IBM = c(152.64, 153.45, 149.00, 153.94, 152.14, 153.84, 152.69, 
	158.07, 160.91, 148.79)
MSFT = c(89.39, 88.52, 92.33, 90.77, 91.86, 93.08, 96.07, 96.11, 95.35, 92.31)

shapiroTest(IBM)
shapiroTest(MSFT)

#   Fisher's F-test requires that the two populations be Normal. The
#   Because the p-value for each is greater than our usual alpha = 0.05,
#   the Shapiro-Wilk test indicates that neither population violates
#   this requirement.
#

var.test(IBM,MSFT)

#   According to Fisher's F-test, we do not have sufficient evidence
#   that the risks (variances) differ (p-value = 0.3423).

boxplot(IBM,MSFT)


### Part II: OPEC vs. Wealth
#
#   I would like to estimate the average wealth in OPEC state and
#   compare it to that of non-OPEC states. As a part of this
#   analysis, I should also determine if their variabilities 
#   (variances) differ.
#

dt = read.csv("http://rfs.kvasaheim.com/data/gdp.csv")
attach(dt)

#
#   To do this, we would like to use Fisher's F-test, as it is the
#   most powerful of the variance tests available to us. 
#

var.test(gdpcap~OPEC)

#   According to Fisher's F-test, there is a significant difference
#   between the two variances.
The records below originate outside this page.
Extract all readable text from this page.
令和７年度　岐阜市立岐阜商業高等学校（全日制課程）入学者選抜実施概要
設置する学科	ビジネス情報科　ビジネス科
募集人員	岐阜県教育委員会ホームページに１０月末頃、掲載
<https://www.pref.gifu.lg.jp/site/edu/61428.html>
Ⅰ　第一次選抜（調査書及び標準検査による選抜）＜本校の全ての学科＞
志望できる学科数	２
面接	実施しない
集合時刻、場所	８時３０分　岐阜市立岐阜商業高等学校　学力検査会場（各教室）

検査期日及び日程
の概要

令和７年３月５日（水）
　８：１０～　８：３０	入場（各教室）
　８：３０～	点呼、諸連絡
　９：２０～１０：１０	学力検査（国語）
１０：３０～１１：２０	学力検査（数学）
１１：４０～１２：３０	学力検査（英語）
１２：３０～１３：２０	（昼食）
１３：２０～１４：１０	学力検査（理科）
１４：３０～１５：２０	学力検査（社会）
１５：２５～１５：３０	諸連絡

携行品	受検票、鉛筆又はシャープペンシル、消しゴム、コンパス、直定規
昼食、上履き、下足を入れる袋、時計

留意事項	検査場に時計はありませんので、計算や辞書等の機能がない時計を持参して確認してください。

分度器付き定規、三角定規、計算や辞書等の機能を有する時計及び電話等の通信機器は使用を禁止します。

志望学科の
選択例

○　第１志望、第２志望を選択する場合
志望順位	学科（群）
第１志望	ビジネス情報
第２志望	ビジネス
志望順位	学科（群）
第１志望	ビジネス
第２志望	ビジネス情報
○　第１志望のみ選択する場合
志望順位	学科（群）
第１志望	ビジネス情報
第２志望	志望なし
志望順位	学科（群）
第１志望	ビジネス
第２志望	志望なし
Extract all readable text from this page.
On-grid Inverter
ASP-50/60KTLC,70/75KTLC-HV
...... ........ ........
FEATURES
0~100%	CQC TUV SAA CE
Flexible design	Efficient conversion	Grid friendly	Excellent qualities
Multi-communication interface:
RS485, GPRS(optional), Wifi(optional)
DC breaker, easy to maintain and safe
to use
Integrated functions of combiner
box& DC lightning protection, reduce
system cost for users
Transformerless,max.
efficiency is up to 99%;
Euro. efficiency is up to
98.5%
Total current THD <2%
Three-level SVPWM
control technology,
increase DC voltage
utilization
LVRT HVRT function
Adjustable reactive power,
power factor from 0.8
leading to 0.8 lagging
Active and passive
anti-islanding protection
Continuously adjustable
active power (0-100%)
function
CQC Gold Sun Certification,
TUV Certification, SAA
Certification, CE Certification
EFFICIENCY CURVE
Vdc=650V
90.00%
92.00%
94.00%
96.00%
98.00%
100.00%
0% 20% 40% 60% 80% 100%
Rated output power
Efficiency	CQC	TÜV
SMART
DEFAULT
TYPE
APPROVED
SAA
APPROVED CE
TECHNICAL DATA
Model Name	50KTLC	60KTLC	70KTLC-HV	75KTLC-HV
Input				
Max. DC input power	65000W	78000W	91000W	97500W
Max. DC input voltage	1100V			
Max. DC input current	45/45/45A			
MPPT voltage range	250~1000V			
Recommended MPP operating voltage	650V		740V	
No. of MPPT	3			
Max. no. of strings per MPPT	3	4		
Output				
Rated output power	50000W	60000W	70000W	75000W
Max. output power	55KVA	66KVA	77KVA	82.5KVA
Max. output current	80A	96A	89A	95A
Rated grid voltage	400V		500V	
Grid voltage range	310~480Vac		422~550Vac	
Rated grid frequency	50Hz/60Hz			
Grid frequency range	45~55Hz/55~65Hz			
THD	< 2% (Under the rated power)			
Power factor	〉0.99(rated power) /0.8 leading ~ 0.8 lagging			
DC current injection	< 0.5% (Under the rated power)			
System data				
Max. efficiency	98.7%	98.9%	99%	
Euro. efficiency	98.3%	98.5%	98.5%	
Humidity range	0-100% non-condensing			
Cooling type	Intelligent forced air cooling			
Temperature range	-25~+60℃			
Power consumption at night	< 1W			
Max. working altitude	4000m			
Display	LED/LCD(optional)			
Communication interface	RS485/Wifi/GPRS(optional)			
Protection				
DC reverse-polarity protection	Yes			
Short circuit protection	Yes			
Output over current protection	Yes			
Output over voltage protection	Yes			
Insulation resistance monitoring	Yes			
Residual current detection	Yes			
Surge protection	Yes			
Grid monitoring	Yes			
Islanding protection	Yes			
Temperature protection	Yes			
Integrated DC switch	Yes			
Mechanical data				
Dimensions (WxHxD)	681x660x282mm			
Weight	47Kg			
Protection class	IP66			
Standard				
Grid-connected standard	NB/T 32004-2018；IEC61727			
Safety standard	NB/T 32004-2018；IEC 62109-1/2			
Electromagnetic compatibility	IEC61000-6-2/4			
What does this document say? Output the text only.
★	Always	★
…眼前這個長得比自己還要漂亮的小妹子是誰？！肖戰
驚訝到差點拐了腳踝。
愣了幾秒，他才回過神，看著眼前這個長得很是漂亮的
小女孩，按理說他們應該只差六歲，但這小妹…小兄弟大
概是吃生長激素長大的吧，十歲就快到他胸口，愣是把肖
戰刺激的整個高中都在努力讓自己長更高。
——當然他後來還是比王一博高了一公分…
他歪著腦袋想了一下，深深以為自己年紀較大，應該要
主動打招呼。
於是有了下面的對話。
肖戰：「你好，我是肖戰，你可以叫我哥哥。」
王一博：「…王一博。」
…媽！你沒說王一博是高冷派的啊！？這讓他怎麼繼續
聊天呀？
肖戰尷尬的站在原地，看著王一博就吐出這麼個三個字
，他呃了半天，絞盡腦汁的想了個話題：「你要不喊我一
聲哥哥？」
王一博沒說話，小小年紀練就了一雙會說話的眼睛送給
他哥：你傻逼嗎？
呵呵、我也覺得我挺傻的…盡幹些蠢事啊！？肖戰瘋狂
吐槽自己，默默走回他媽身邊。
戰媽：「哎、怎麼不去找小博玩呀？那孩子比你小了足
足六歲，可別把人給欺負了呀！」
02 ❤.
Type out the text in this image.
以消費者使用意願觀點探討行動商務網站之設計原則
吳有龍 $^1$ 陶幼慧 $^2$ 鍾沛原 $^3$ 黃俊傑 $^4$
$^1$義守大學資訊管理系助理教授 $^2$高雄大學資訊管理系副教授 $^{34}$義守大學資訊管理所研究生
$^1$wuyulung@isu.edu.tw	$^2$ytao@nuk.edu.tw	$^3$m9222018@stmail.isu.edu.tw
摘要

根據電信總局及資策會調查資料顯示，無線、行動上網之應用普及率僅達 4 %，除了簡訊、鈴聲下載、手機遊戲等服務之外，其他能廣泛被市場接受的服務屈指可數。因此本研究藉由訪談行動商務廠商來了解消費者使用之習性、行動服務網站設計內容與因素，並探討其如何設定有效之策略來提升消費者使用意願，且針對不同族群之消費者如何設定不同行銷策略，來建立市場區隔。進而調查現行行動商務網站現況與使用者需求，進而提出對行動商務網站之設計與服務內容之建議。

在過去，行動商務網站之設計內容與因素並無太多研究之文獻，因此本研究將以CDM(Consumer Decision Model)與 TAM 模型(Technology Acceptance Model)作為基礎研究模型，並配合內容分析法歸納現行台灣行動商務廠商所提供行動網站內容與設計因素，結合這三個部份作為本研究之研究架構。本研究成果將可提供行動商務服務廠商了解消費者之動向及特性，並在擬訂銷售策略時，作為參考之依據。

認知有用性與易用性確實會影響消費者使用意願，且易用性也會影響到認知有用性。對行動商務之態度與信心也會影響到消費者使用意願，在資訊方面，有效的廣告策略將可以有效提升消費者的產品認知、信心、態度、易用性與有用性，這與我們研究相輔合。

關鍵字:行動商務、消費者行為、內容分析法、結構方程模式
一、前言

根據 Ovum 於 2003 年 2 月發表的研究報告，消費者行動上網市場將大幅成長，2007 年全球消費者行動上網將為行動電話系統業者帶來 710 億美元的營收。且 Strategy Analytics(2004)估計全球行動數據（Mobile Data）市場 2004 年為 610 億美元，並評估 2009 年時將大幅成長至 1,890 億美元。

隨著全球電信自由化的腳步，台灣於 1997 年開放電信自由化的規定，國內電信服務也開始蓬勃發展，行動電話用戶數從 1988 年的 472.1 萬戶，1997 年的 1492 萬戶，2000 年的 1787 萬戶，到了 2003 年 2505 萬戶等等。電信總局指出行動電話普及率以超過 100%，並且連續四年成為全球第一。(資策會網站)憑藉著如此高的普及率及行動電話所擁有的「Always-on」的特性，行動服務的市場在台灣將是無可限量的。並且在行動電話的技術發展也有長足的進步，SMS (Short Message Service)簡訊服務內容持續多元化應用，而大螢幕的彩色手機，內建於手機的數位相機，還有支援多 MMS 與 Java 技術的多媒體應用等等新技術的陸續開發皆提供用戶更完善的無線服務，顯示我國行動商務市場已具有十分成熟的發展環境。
In fact, we are 95% confident that 
#   OPEC members states are between 2.7 and 16.5 times more variable
#   than OPEC non-members.

detach(dt)


### Part III: To Nationalize or Not? 
#
#   I would like to determine if the variability in the quality
#   of the government (FSI) depends on whether the government has
#   nationalized its petroleum industry.
#
#   n.b.: The Failed States Index (FSI) is a measure of how well the 
#         government meets its obligations to its citizens. 
#

dt = read.csv("http://rfs.kvasaheim.com/data/clf.csv")
attach(dt)
names(dt)

var.test(fsi~nationalized)

boxplot(fsi~nationalized)

#   Because the p-value is greater than our usual 0.05, we fail
#   to reject the null hypothesis that there is no relationship
#   between the average FSI of nationalized states and of non-
#   nationalized states.

detach(dt)